В начале путешествия я была рада, что мы остались вдвоем. Я совсем забыла об Оливере Ханнингтоне, о ссоре и разбитом потолке оранжереи. Но идти было трудно, я устала, мне наскучили луга и леса, слившиеся в одну бесконечную оленью тропу. Я уже не помнила, две или три ночи прошло с тех пор, как мы вышли из автобуса. Теперь мы брели по холму, по опушке леса, которая спускалась в долину. В животе у меня было пусто, футболка под рюкзаком прилипла к спине. Ноги стали тяжелыми, как две каменные глыбы.

Из рюкзака раздался голос Филлис:

– А существует ли хютте на самом деле? Ты думаешь, взаправду в этой Fluss столько рыбы, что она сама выпрыгивает из воды – только лови?

– Конечно, – сказала я.

Я вспомнила песню и громко запела, чтобы заглушить голос Филлис. Отец шел впереди, но стал подпевать, звонко, во весь голос:

Я вступить решила в брак, о-алайа-бакиа,
На горе лишь свистнет рак, о-алайа-бакиа,
Если в ясном небе – гром, о-алайа-бакиа,
Накануне похорон, о-алайа-бакиа.

Наконец отец решил, что мы отошли от стогов на безопасное расстояние и можно сделать привал. Мы сели, прислонившись спиной к сосне и выставив ноги на солнце.

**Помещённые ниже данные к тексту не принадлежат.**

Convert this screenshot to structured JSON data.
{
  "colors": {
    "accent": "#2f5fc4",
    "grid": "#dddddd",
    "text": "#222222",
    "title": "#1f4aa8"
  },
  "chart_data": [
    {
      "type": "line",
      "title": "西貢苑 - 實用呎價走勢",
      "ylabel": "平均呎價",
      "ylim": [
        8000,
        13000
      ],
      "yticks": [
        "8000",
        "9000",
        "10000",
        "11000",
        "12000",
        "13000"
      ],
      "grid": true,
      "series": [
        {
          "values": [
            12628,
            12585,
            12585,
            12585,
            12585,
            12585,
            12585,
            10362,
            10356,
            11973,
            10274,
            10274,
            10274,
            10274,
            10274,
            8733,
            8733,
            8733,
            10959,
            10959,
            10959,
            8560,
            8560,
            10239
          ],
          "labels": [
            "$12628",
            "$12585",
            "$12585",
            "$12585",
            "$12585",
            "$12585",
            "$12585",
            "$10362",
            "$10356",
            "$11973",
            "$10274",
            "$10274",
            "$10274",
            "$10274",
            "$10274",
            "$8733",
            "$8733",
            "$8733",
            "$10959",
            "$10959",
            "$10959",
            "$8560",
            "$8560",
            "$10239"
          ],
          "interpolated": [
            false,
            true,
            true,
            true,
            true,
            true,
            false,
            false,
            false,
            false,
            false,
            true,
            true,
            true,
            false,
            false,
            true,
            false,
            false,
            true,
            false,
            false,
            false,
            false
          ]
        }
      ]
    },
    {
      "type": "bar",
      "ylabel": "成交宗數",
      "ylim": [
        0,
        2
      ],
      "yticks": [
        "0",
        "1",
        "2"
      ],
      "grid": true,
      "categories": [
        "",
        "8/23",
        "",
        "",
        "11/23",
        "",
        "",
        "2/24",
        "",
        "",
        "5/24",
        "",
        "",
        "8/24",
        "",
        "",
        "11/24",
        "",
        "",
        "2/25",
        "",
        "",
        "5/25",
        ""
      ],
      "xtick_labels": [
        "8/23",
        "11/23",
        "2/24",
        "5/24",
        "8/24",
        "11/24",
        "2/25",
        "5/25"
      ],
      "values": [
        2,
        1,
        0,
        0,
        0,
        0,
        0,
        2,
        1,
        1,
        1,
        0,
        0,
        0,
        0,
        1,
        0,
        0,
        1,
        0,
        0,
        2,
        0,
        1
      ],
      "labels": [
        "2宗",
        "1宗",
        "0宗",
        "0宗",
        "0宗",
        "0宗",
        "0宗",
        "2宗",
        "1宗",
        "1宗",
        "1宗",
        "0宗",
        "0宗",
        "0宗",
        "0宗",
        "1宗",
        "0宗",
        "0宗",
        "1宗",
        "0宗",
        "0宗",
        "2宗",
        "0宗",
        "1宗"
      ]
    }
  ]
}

Я с трудом вытащила Филлис из набитого рюкзака и посадила рядом с собой. Теперь, когда мы немного спустились по склону, я смогла рассмотреть долину. Внизу текла река, извиваясь прямо как на карте и блестя под солнцем на каменных перекатах. По берегам росли кусты и высокая трава, и я подумала, что, должно быть, эта река течет как раз мимо хютте. Отец разломил пополам последнюю буханку хлеба, купленную в городе, и нарезал полосками желтый сыр. Сыр был теплый и как будто в испарине, и хотя я проголодалась, он напомнил мне молоко, от которого меня стошнило; однако я решила промолчать, чтобы не портить отцу настроение. Когда он пел, то был счастлив. Отец ел с закрытыми глазами, а я тем временем сделала дырку в мякише и засунула в нее сыр – получилась мышка-альбинос в норке. Потом хлеб с сыром превратились в серую мышку с желтым носом: она побегала вверх-вниз у меня по ноге и уселась на коленке, подергивая усиками. Я поднесла ее к пухлым губкам Филлис, но та есть не стала.

– Пегги, ешь, – сказал отец.

– Филлис, ешь, – прошептала я, но она опять отказалась.

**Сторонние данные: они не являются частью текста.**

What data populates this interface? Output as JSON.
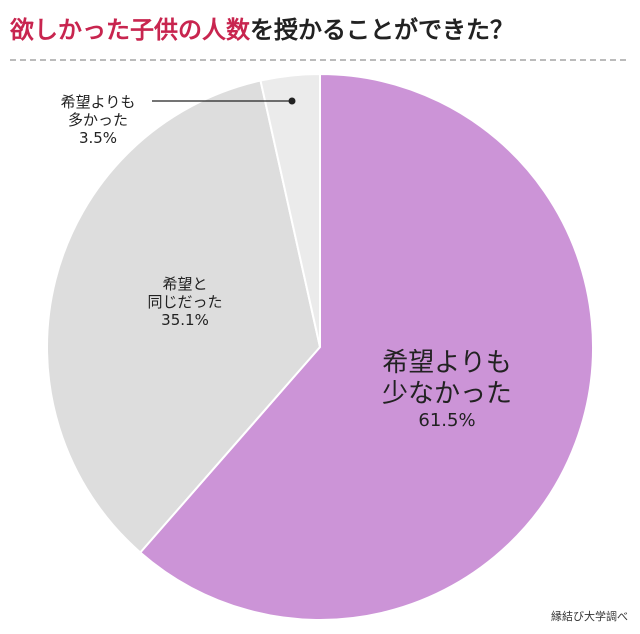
{
  "chart_data": {
    "type": "pie",
    "title_parts": [
      {
        "text": "欲しかった子供の人数",
        "color": "#c8254f"
      },
      {
        "text": "を授かることができた？",
        "color": "#222222"
      }
    ],
    "categories": [
      "希望よりも\n少なかった",
      "希望と\n同じだった",
      "希望よりも\n多かった"
    ],
    "values": [
      61.5,
      35.1,
      3.5
    ],
    "value_labels": [
      "61.5%",
      "35.1%",
      "3.5%"
    ],
    "colors": [
      "#cc94d7",
      "#dddddd",
      "#ebebeb"
    ],
    "source": "縁結び大学調べ"
  }
}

Я взглянула на отца; он все еще сидел с закрытыми глазами. Я отщипнула кусочек корки и сжевала его.

Сделав усилие, отец сказал:

– Спорим, ты не знала, что есть рыбы, которые выпрыгивают из воды?

– Пап, не говори глупостей.

– Завтра я выловлю нам выпрыбы на выпружин, – сказал он и засмеялся собственной шутке.

– А ты научишь меня плавать? Пожалуйста!

– Посмотрим, Liebchen.

Он наклонился и неуклюже чмокнул меня в макушку, но и «дорогая», и поцелуй были неправильными. Так делала Уте.

Он вытер рот тыльной стороной ладони.

– Пошли, Пегс. Пора двигаться.

– Мне трудно идти.

– Осталось совсем чуть-чуть.

Он постучал по часам и приставил к глазам руку козырьком, чтобы взглянуть на солнце.

– Сегодня вечером мы разобьем лагерь возле Fluss.

Он взвалил рюкзак на спину, громко крякнув каким-то утробным звуком. Он не видел, как я засунула хлеб с нетронутым сыром между корней сосны.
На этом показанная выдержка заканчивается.